Am I wrong on that? This would be the GP's first hotel development and would be managing the project as well. I think at a minimum they not manage the first project. Operational risk is too great. Neither have worked hotel properties, just been residential STR owner and operators... which is way less complex than hotel management.

Anyone have some thoughts for me? Are there higher IRRs to be had?  Would you trust your $ with a first-time operator with only residential experience?

Thanks.

Post: Experienced Hotel Investor

Anders JaxPosted
  • Accountant
  • Posts 64
  • Votes 16

Hey John, 

Just stopped this thread now.  

So here's my situation that I'd love some of your high-level thoughts on...

I've got an acquiantance who I'm helping to raise some money for his properties, who has done really well buying short-term renting residential properties... think Airbnb model.  They charge 25% management fees on the properties, because they manage them as well.  

Now they want to get into the hotel business, because it's much more scalable than buying and renovating $500k properties over and over.  

But here's my reservations:

A. They want to charge a 20% management fee for operations and marketing/sales management of the hotels.  In my research 3.5% is the average management fee, and 8% is spent on marketing/sales... and I assume within that 8% is ad buys. (I'm not sure yet whether they would foot the ad buy bills or charge them to the hotel).  So that's 11% on average.  Would you ever pay a management company 20% for a hotel?? What would they need to be doing to earn that?

B.  Just because they have successfully purchased, renovated, refurnished and rented residential properties, what gives them the capabilities of running a hotel?  They feel that those skill sets are the same... but I think having full-time cleaning, full-time front desk, perhaps loyalty programs, renting out space to a restaurant/bar operator, seems like it could be similar but not a 1-for-1 similarity to the experience of running a short-term rental property.  What do you think? Would operations risk be a concern of yours?  I proposed to them taking on an  operating partner or consultant, but they were reluctant to do so.

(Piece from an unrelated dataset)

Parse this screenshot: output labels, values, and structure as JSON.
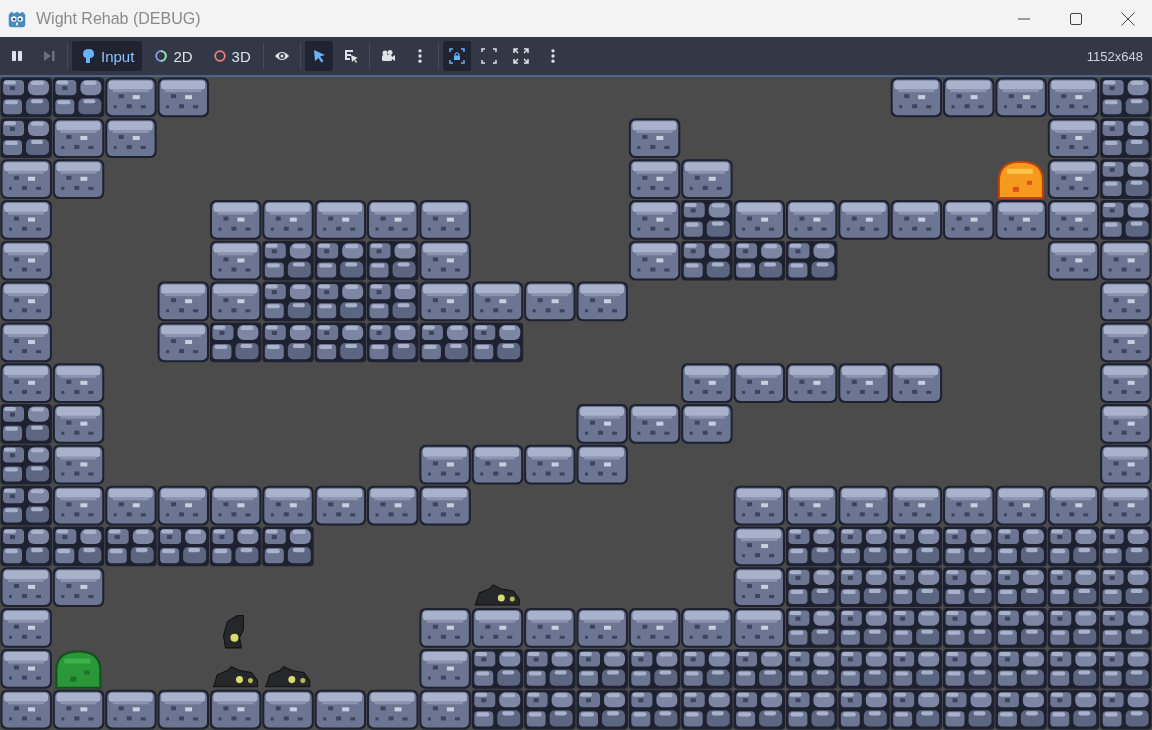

C. They have made a killing being the anti-hotel.  Catering to large group travel in luxurious 3-6 bedroom homes.  Unless they want to create a hotel that's more like 3-5 bedroom luxury suites to cater to the same clientele... what advantage are they creating?  They want to be in hotels to have less regulation risk and better exit multiples... but hotels aren't a new proposition, and they haven't done them before... so if they aren't bringing a new approach to hotels... what's the sell right?

D. What kind of returns can an LP get on a well-run hotel of say 50 rooms, in a hot tourist market?  Are we talking 10-12% levered IRRs, or closer to 20%?

I'd love for them to keep doing what they've been doing or at least build an all-suites hotel that resembles their short-term rental homes... because simply pitching as a first-time hotel operator isn't going to be easy.